Why am I even thinking about it? He is taken! End of story, end of everything. Hopefully Mary is having a better time then I, because if both of us are home with broken hearts, nothing is right anymore. Where did I go wrong? Why can't I lock it all back up? It should be easy, but even humans can't not feel, and that is all I am after all. Human.

But Regina? Really? Why her? She's a total bitch! And when I brought Henry home the first time—oh my god! How could I have missed it! What if Henry is right? What if this whole town is a fairytale book? Regina trying to separate Mary and David, trying to keep Henry away, trying to run me out of town, and now unintentionally crushing my heart which I didn't even know could be crushed.

Lifes a bitch it loves to kick you down, but no matter what you have to get back up and fight harder. So I got up out of the chair splashed a nearly full glass a whiskey down the drain and put on my jacket, grabbed my ring of keys and headed out. It was time to head out for some air. I locked the door and headed down the stairs, taking them two at a time, and pushed open the door. The wind hit me with a force and I felt it chill me all too quickly. I didn't risk leaving the town, but that didn't mean everything was off limits.

I walked into the woods, taking the paths and heading to the bridge, I guess. I took the turns and stayed on the markers and soon I was there. I leaned on the bar and looked to the sky, drinking in the pale white moon and the glassy black sky, the thousands of glowing dot that looked as if a light was shining through them. I looked up and I felt free, not tied down of out of breath at every turn, no fairy tale nonsense clouding my head, no feeling in the way.

Henry once said that the Queen took all the stories happy endings and he also said I was in the story, so in a way that means she took my own happy ending, because if she didn't, I would be a princess, my mom would be a loving person and my dad would be a fearless teddy bear. I felt a fire rise inside of me. I don't know if I believe in this, but if it is true and she did this to us all, then she will pay, because my happy ending lies with her, and I can't not fight for it.

I was clear mined; I was Emma once again. I could see the big picture and not just a spec; I could the world turning about, not just a city crumbling down. It was better, and I smiled. Not a real one, but just one that makes me know that I'm back. I know that I have to go to work tomorrow with someone I never really knew and I have to accept that. I know that I'll have to interact with the slut who happens to be my son's other mother. I know that I'll have to get up, put on my big girl jacket and go on as if nothing ever happened; because in truth nothing ever did.
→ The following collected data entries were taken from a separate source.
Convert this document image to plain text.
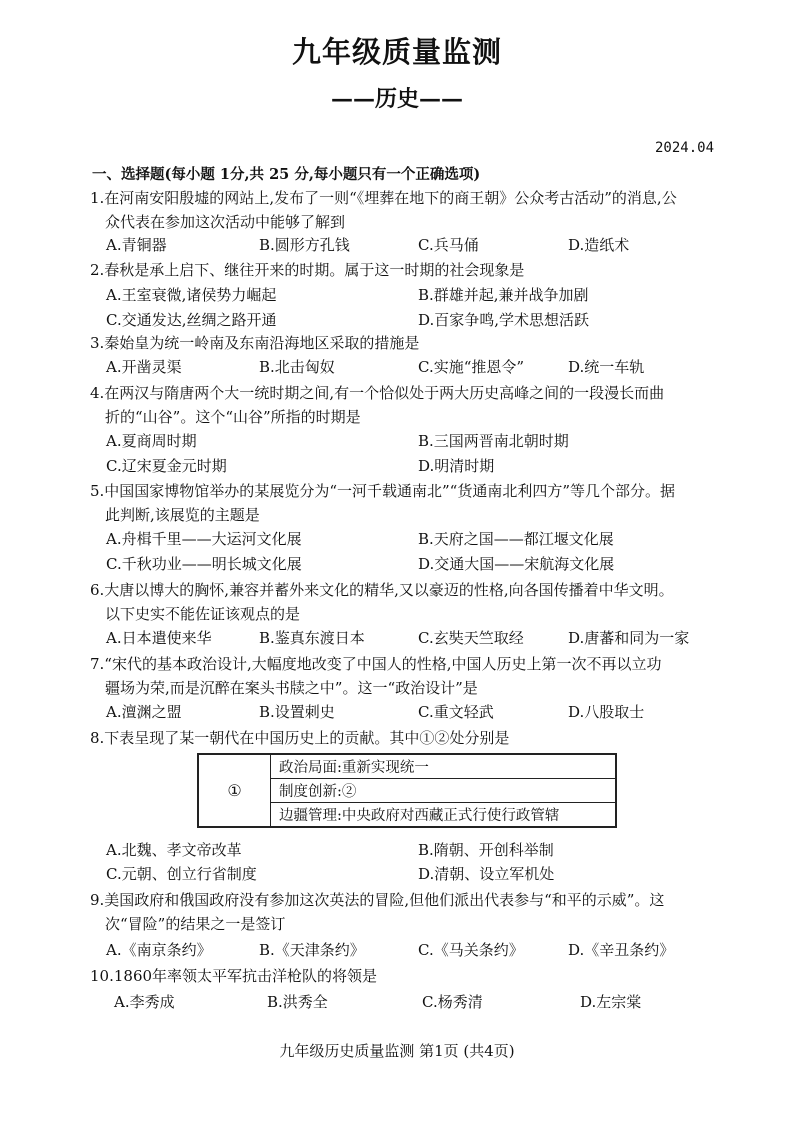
九年级质量监测
——历史——
2024.04
一、选择题(每小题 1分,共 25 分,每小题只有一个正确选项)
1.在河南安阳殷墟的网站上,发布了一则“《埋葬在地下的商王朝》公众考古活动”的消息,公
众代表在参加这次活动中能够了解到
A.青铜器	B.圆形方孔钱	C.兵马俑	D.造纸术
2.春秋是承上启下、继往开来的时期。属于这一时期的社会现象是
A.王室衰微,诸侯势力崛起	B.群雄并起,兼并战争加剧
C.交通发达,丝绸之路开通	D.百家争鸣,学术思想活跃
3.秦始皇为统一岭南及东南沿海地区采取的措施是
A.开凿灵渠	B.北击匈奴	C.实施“推恩令”	D.统一车轨
4.在两汉与隋唐两个大一统时期之间,有一个恰似处于两大历史高峰之间的一段漫长而曲
折的“山谷”。这个“山谷”所指的时期是
A.夏商周时期	B.三国两晋南北朝时期
C.辽宋夏金元时期	D.明清时期
5.中国国家博物馆举办的某展览分为“一河千载通南北”“货通南北利四方”等几个部分。据
此判断,该展览的主题是
A.舟楫千里——大运河文化展	B.天府之国——都江堰文化展
C.千秋功业——明长城文化展	D.交通大国——宋航海文化展
6.大唐以博大的胸怀,兼容并蓄外来文化的精华,又以豪迈的性格,向各国传播着中华文明。
以下史实不能佐证该观点的是
A.日本遣使来华	B.鉴真东渡日本	C.玄奘天竺取经	D.唐蕃和同为一家
7.“宋代的基本政治设计,大幅度地改变了中国人的性格,中国人历史上第一次不再以立功
疆场为荣,而是沉醉在案头书牍之中”。这一“政治设计”是
A.澶渊之盟	B.设置刺史	C.重文轻武	D.八股取士
8.下表呈现了某一朝代在中国历史上的贡献。其中①②处分别是
①	政治局面:重新实现统一
制度创新:②
边疆管理:中央政府对西藏正式行使行政管辖
A.北魏、孝文帝改革	B.隋朝、开创科举制
C.元朝、创立行省制度	D.清朝、设立军机处
9.美国政府和俄国政府没有参加这次英法的冒险,但他们派出代表参与“和平的示威”。这
次“冒险”的结果之一是签订
A.《南京条约》	B.《天津条约》	C.《马关条约》	D.《辛丑条约》
10.1860年率领太平军抗击洋枪队的将领是
A.李秀成	B.洪秀全	C.杨秀清	D.左宗棠
九年级历史质量监测 第1页 (共4页)
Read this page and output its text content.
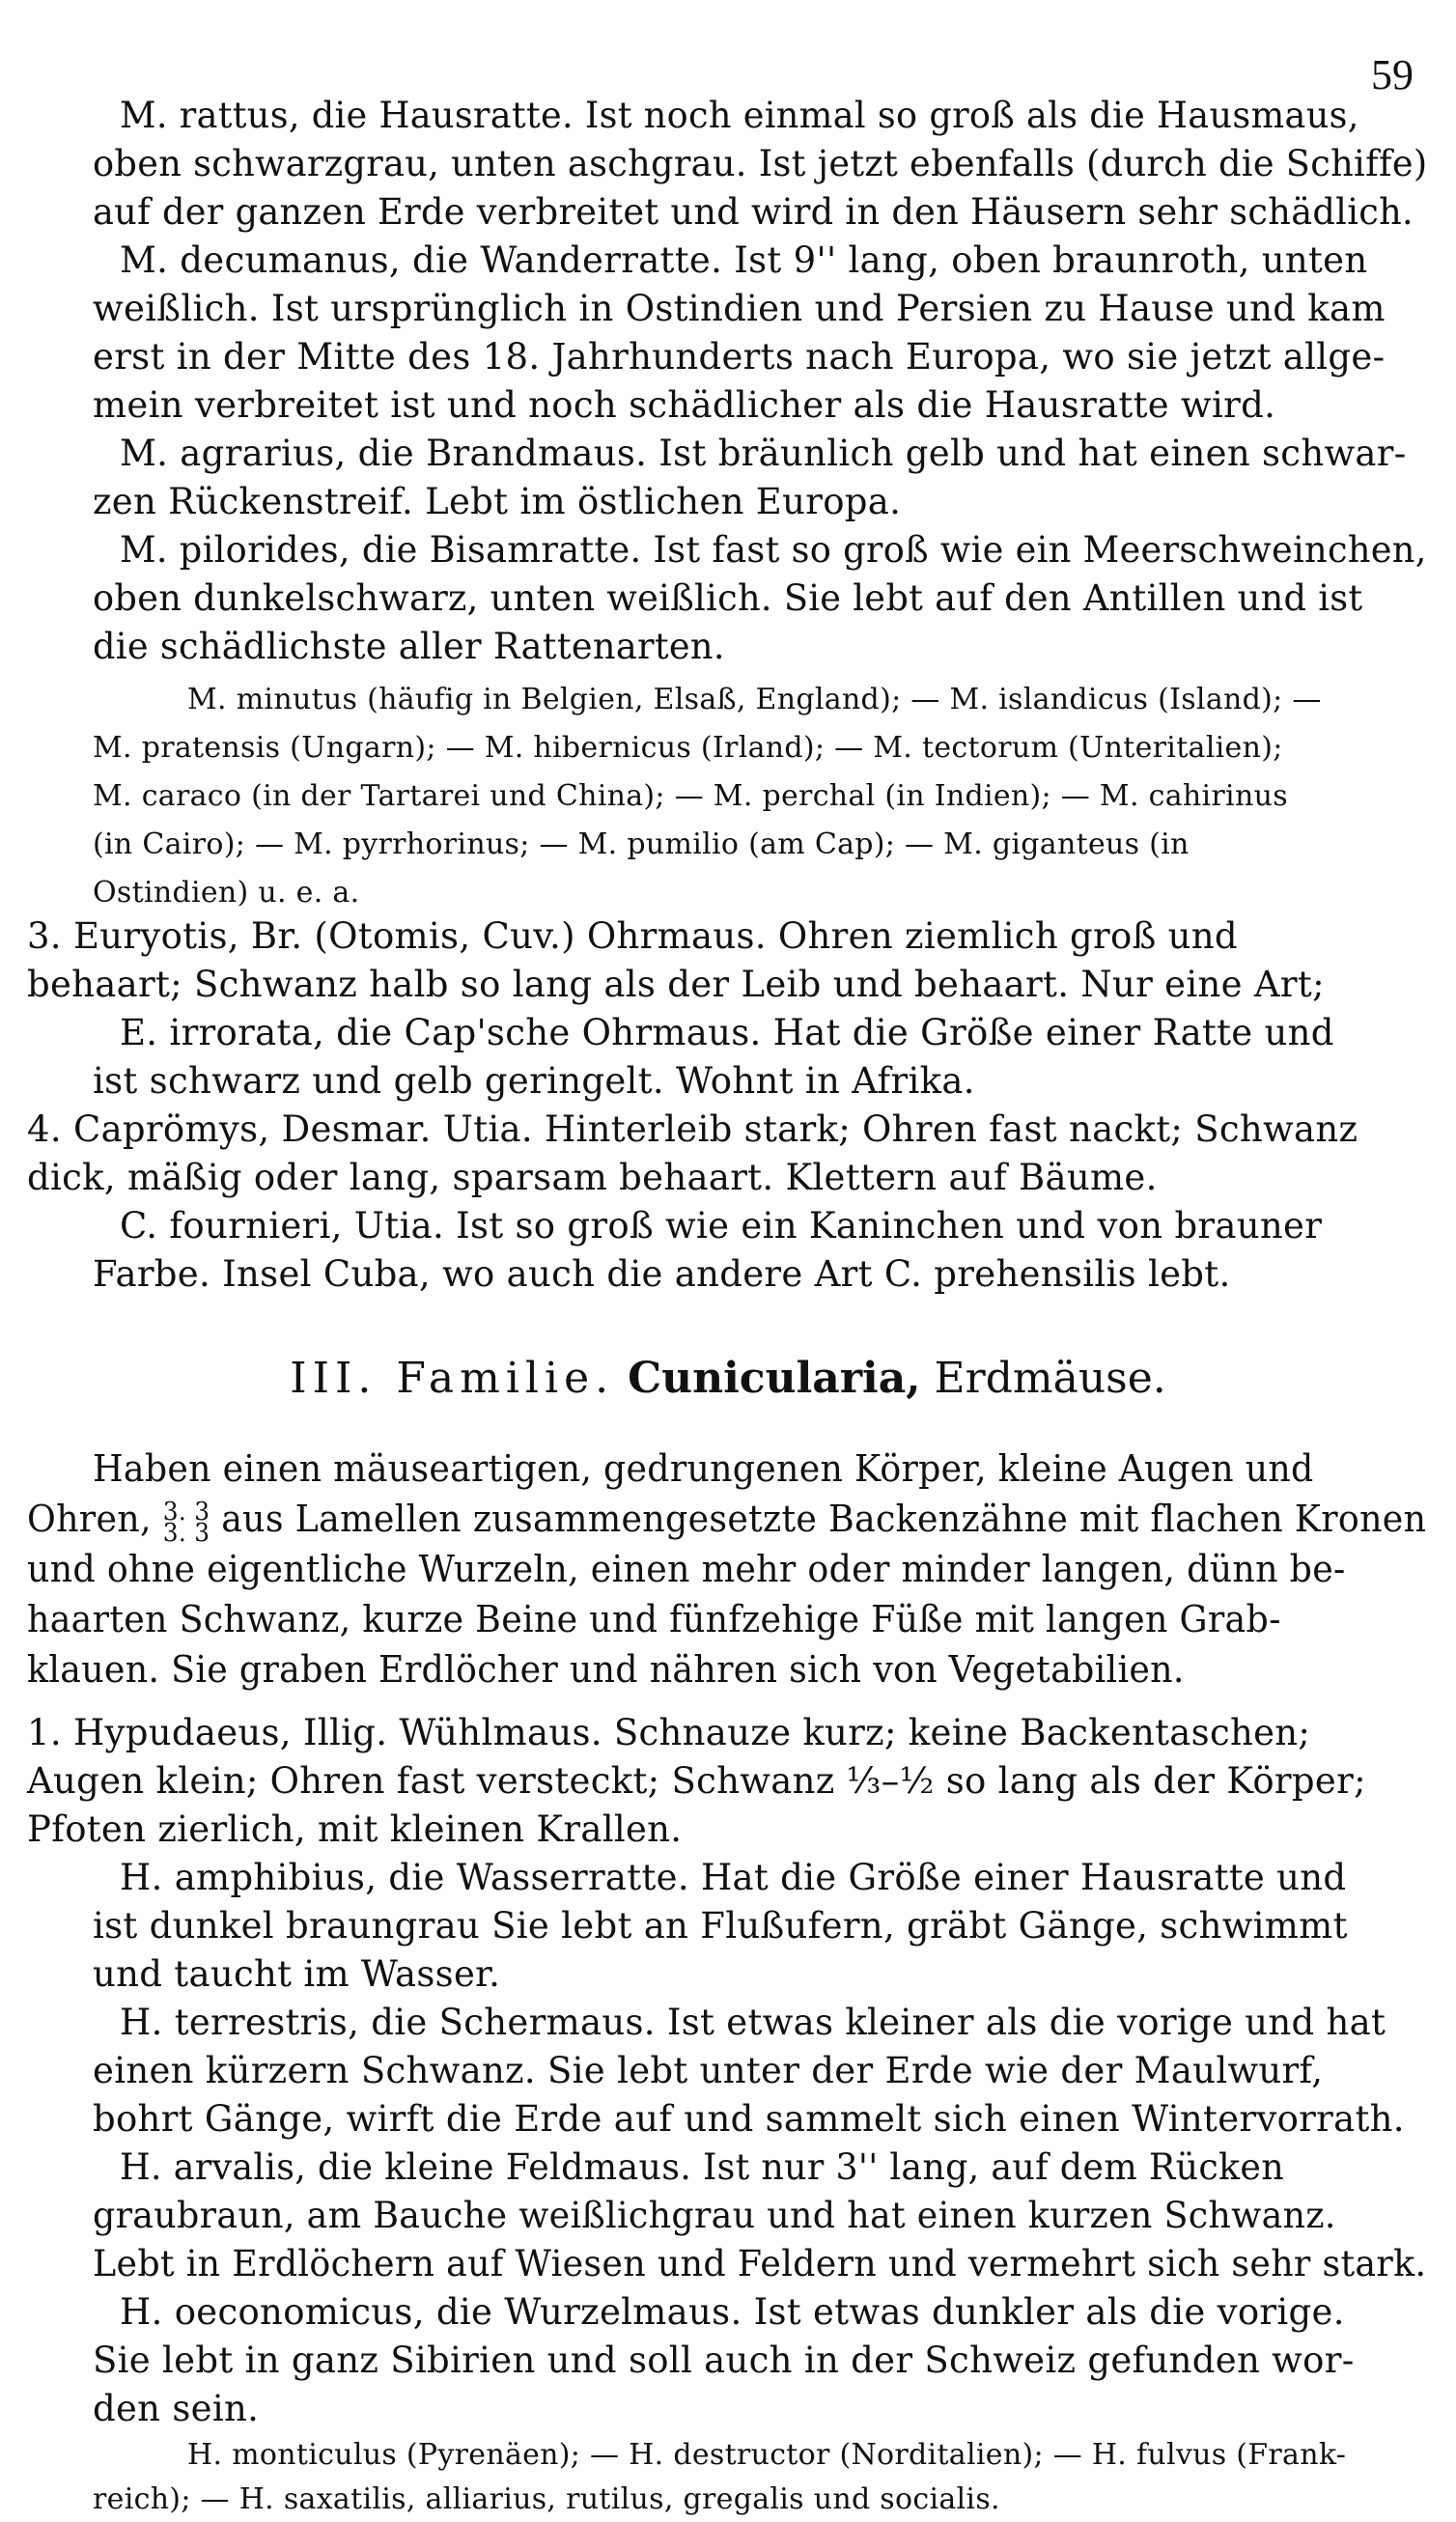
59
M. rattus, die Hausratte. Ist noch einmal so groß als die Hausmaus,
oben schwarzgrau, unten aschgrau. Ist jetzt ebenfalls (durch die Schiffe)
auf der ganzen Erde verbreitet und wird in den Häusern sehr schädlich.
M. decumanus, die Wanderratte. Ist 9'' lang, oben braunroth, unten
weißlich. Ist ursprünglich in Ostindien und Persien zu Hause und kam
erst in der Mitte des 18. Jahrhunderts nach Europa, wo sie jetzt allge-
mein verbreitet ist und noch schädlicher als die Hausratte wird.
M. agrarius, die Brandmaus. Ist bräunlich gelb und hat einen schwar-
zen Rückenstreif. Lebt im östlichen Europa.
M. pilorides, die Bisamratte. Ist fast so groß wie ein Meerschweinchen,
oben dunkelschwarz, unten weißlich. Sie lebt auf den Antillen und ist
die schädlichste aller Rattenarten.
M. minutus (häufig in Belgien, Elsaß, England); — M. islandicus (Island); —
M. pratensis (Ungarn); — M. hibernicus (Irland); — M. tectorum (Unteritalien);
M. caraco (in der Tartarei und China); — M. perchal (in Indien); — M. cahirinus
(in Cairo); — M. pyrrhorinus; — M. pumilio (am Cap); — M. giganteus (in
Ostindien) u. e. a.
3. Euryotis, Br. (Otomis, Cuv.) Ohrmaus. Ohren ziemlich groß und
behaart; Schwanz halb so lang als der Leib und behaart. Nur eine Art;
E. irrorata, die Cap'sche Ohrmaus. Hat die Größe einer Ratte und
ist schwarz und gelb geringelt. Wohnt in Afrika.
4. Caprömys, Desmar. Utia. Hinterleib stark; Ohren fast nackt; Schwanz
dick, mäßig oder lang, sparsam behaart. Klettern auf Bäume.
C. fournieri, Utia. Ist so groß wie ein Kaninchen und von brauner
Farbe. Insel Cuba, wo auch die andere Art C. prehensilis lebt.
III. Familie. Cunicularia, Erdmäuse.
Haben einen mäuseartigen, gedrungenen Körper, kleine Augen und
Ohren, 3. 3
3. 3 aus Lamellen zusammengesetzte Backenzähne mit flachen Kronen
und ohne eigentliche Wurzeln, einen mehr oder minder langen, dünn be-
haarten Schwanz, kurze Beine und fünfzehige Füße mit langen Grab-
klauen. Sie graben Erdlöcher und nähren sich von Vegetabilien.
1. Hypudaeus, Illig. Wühlmaus. Schnauze kurz; keine Backentaschen;
Augen klein; Ohren fast versteckt; Schwanz ⅓–½ so lang als der Körper;
Pfoten zierlich, mit kleinen Krallen.
H. amphibius, die Wasserratte. Hat die Größe einer Hausratte und
ist dunkel braungrau Sie lebt an Flußufern, gräbt Gänge, schwimmt
und taucht im Wasser.
H. terrestris, die Schermaus. Ist etwas kleiner als die vorige und hat
einen kürzern Schwanz. Sie lebt unter der Erde wie der Maulwurf,
bohrt Gänge, wirft die Erde auf und sammelt sich einen Wintervorrath.
H. arvalis, die kleine Feldmaus. Ist nur 3'' lang, auf dem Rücken
graubraun, am Bauche weißlichgrau und hat einen kurzen Schwanz.
Lebt in Erdlöchern auf Wiesen und Feldern und vermehrt sich sehr stark.
H. oeconomicus, die Wurzelmaus. Ist etwas dunkler als die vorige.
Sie lebt in ganz Sibirien und soll auch in der Schweiz gefunden wor-
den sein.
H. monticulus (Pyrenäen); — H. destructor (Norditalien); — H. fulvus (Frank-
reich); — H. saxatilis, alliarius, rutilus, gregalis und socialis.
I have no hold on Graham, I have no connection to Regina, I have only two ties to this damned town, and that's it. But I can't change anything, the box has been blown open and I can't close it, so I just have to live with it. I walked myself out of the woods and back to town, walking past streets and pass people, I look up at the clock and it's late. I sigh and I go home. I go to bed because I know I can't fight off the coming day and its adventures. If its heartbreak and turmoil life throws, then I fight back until I win.